Claims Analyst

1 month ago


Owings Mills, United States Contracting East Mil Full time
Job DescriptionJob Description

Responsibilities

Job Summary

The Claims Analyst will perform claims analysis for claims submitted from the existing billing system to Clearinghouse. Reviews billing system tables and outbound claim files to the clearinghouse to determine issues for impact and resolution. Works with Revenue Cycle management team to trend issues, suggest issue resolution, implement solutions.

Essential Duties and Responsibilities

  • Maintains Clearinghouse administration functions to add users and create groups. Completes user administration control records.
  • Produces weekly synopsis of accomplishments and identifies goals or ongoing projects each week and presents to management.
  • Reviews rejected claims for trends and analysis at an enterprise level, familiar with all aspects of claims cycle.
  • Creates clear documentation on current processes and presents documentation to management.
  • Assists in training users on Clearinghouse processes and has familiarity with the Clearinghouse processes.
  • Monitors claims and charges life cycle and associated lists to identify issues or problems and notifies the appropriate manager.
  • Accesses claim ticketing process for Clearinghouse requests and reviews and triages of tickets for claims research or other requests for Clearinghouse functions.
  • Performs claims audit processes and files to match claim files and claim numbers sent from the billing system and received at the Clearinghouse to prepare for internal audit requests.
  • Takes training on Clearinghouse and billing systems available online for functionality and obtains required certification for Clearinghouse or billing system functionality.
  • Attends meetings on location implementation, new Clearinghouse review and testing.
  • Assists with system claims testing and review.
  • Reviews claims mapping to maintain consistent mapping information and electronic claims submission.
  • Maintains security, integrity and business continuity controls and documents.
  • Provides excellent customer service to all Practices. Maintains user confidence and protects operations by keeping information confidential.

PLEASE NOTE: This is not an exhaustive list of all duties, responsibilities and requirements of the position described above.
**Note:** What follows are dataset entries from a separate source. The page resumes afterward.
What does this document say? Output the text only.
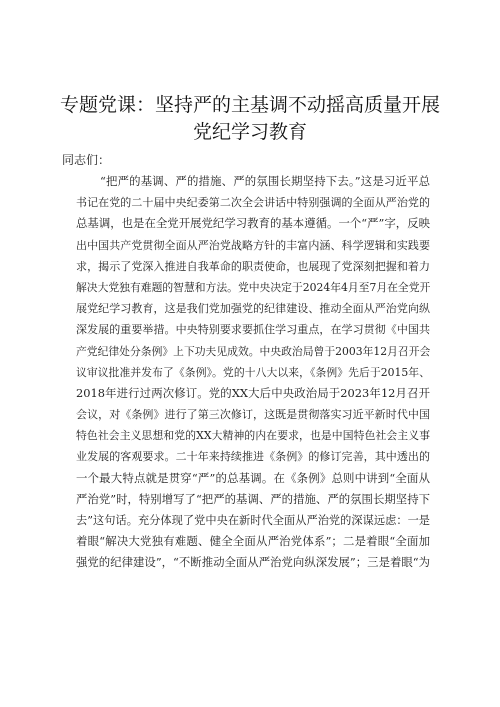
专题党课：坚持严的主基调不动摇高质量开展
党纪学习教育
同志们：
“把严的基调、严的措施、严的氛围长期坚持下去。”这是习近平总
书记在党的二十届中央纪委第二次全会讲话中特别强调的全面从严治党的
总基调，也是在全党开展党纪学习教育的基本遵循。一个“严”字，反映
出中国共产党贯彻全面从严治党战略方针的丰富内涵、科学逻辑和实践要
求，揭示了党深入推进自我革命的职责使命，也展现了党深刻把握和着力
解决大党独有难题的智慧和方法。党中央决定于2024年4月至7月在全党开
展党纪学习教育，这是我们党加强党的纪律建设、推动全面从严治党向纵
深发展的重要举措。中央特别要求要抓住学习重点，在学习贯彻《中国共
产党纪律处分条例》上下功夫见成效。中央政治局曾于2003年12月召开会
议审议批准并发布了《条例》。党的十八大以来，《条例》先后于2015年、
2018年进行过两次修订。党的XX大后中央政治局于2023年12月召开
会议，对《条例》进行了第三次修订，这既是贯彻落实习近平新时代中国
特色社会主义思想和党的XX大精神的内在要求，也是中国特色社会主义事
业发展的客观要求。二十年来持续推进《条例》的修订完善，其中透出的
一个最大特点就是贯穿“严”的总基调。在《条例》总则中讲到“全面从
严治党”时，特别增写了“把严的基调、严的措施、严的氛围长期坚持下
去”这句话。充分体现了党中央在新时代全面从严治党的深谋远虑：一是
着眼“解决大党独有难题、健全全面从严治党体系”；二是着眼“全面加
强党的纪律建设”，“不断推动全面从严治党向纵深发展”；三是着眼“为
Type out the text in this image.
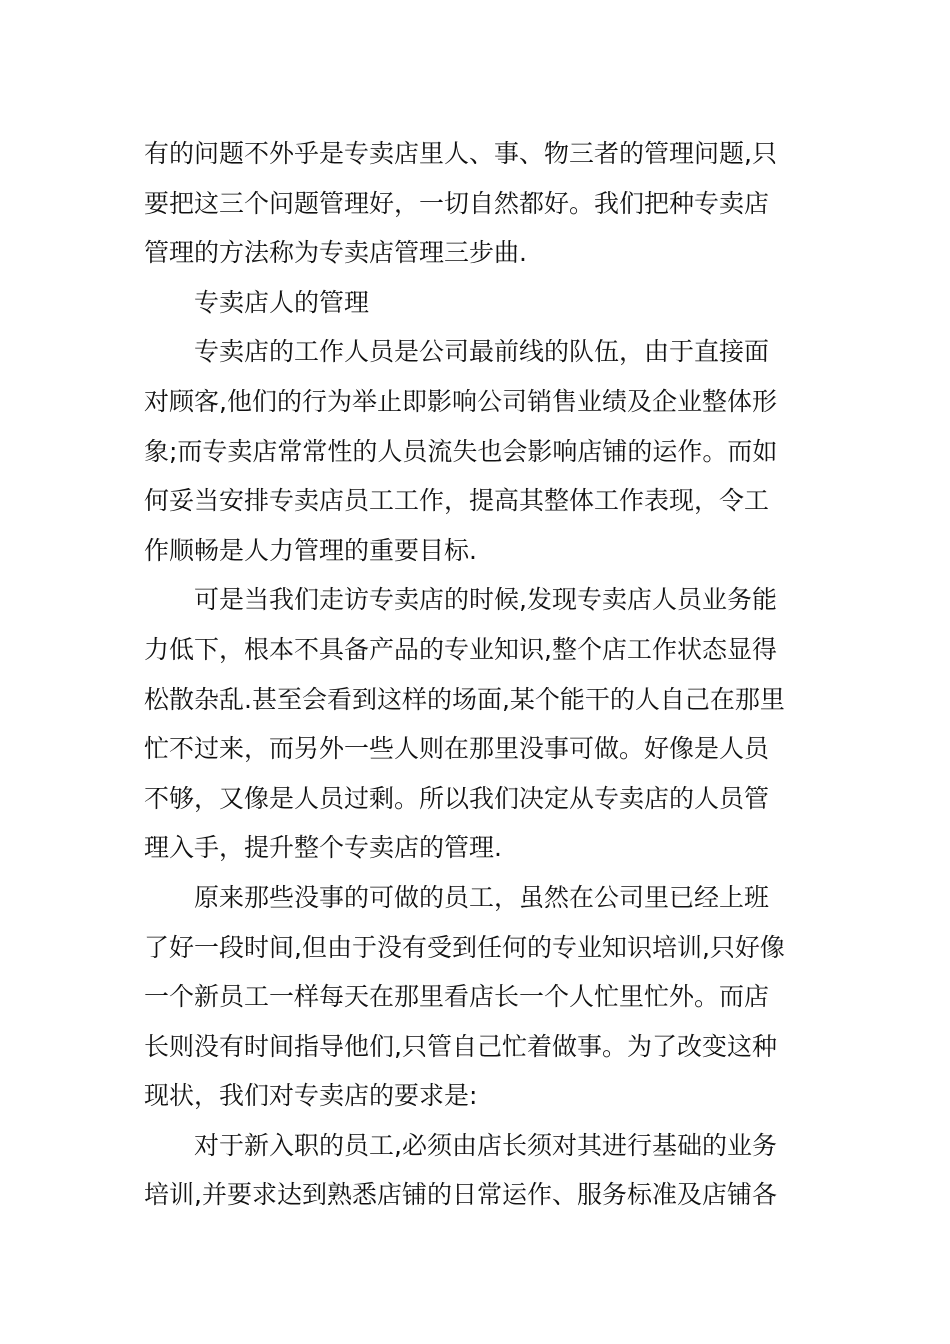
有的问题不外乎是专卖店里人、事、物三者的管理问题,只
要把这三个问题管理好，一切自然都好。我们把种专卖店
管理的方法称为专卖店管理三步曲.
专卖店人的管理
专卖店的工作人员是公司最前线的队伍，由于直接面
对顾客,他们的行为举止即影响公司销售业绩及企业整体形
象;而专卖店常常性的人员流失也会影响店铺的运作。而如
何妥当安排专卖店员工工作，提高其整体工作表现，令工
作顺畅是人力管理的重要目标.
可是当我们走访专卖店的时候,发现专卖店人员业务能
力低下，根本不具备产品的专业知识,整个店工作状态显得
松散杂乱.甚至会看到这样的场面,某个能干的人自己在那里
忙不过来，而另外一些人则在那里没事可做。好像是人员
不够，又像是人员过剩。所以我们决定从专卖店的人员管
理入手，提升整个专卖店的管理.
原来那些没事的可做的员工，虽然在公司里已经上班
了好一段时间,但由于没有受到任何的专业知识培训,只好像
一个新员工一样每天在那里看店长一个人忙里忙外。而店
长则没有时间指导他们,只管自己忙着做事。为了改变这种
现状，我们对专卖店的要求是:
对于新入职的员工,必须由店长须对其进行基础的业务
培训,并要求达到熟悉店铺的日常运作、服务标准及店铺各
Other functions may be assigned and management retains the right to add or change duties at any time.

Minimum Qualifications, Education and Experience
  • Ability to interact with customers and to document customer needs.
  • Works with all levels of management and communicates concisely.
  • Knowledge of claims processes and terminology, code sets including Procedure codes, Diagnostic codes, and Modifiers.
  • Imaging Billing Experience a plus.
  • Strong communication skills and demonstrates ability to work with business to resolve claims issues.
  • Two plus years of Healthcare experience.
  • Proficient in Office products Excel, Word, Visio.
  • Microsoft Access a plus.

Quality Standards

  • Communicates, cooperates, and consistently functions professionally and harmoniously with all levels of supervision, co-workers, patients, visitors, and vendors.
  • Demonstrates initiative, personal awareness, professionalism and integrity, and exercises confidentiality in all areas of performance.
  • Attends regular corporate meetings as requested.
  • Follows OSHA regulations, RadNet and site protocols, policies and procedures.
  • Follows HIPAA, compliance, privacy, safety and confidentiality standards at all times.
  • Practices universal safety precautions.
  • Promotes good public relations on the phone and in person.
  • Adapts and applies new tasks, methods, and systems.
  • Reports to work regularly as scheduled; consistently punctual with respect to working hours and lunch schedules, and maintains satisfactory personal attendance in accordance with RadNet guidelines.
  • Completes job responsibilities in a quality and timely manner.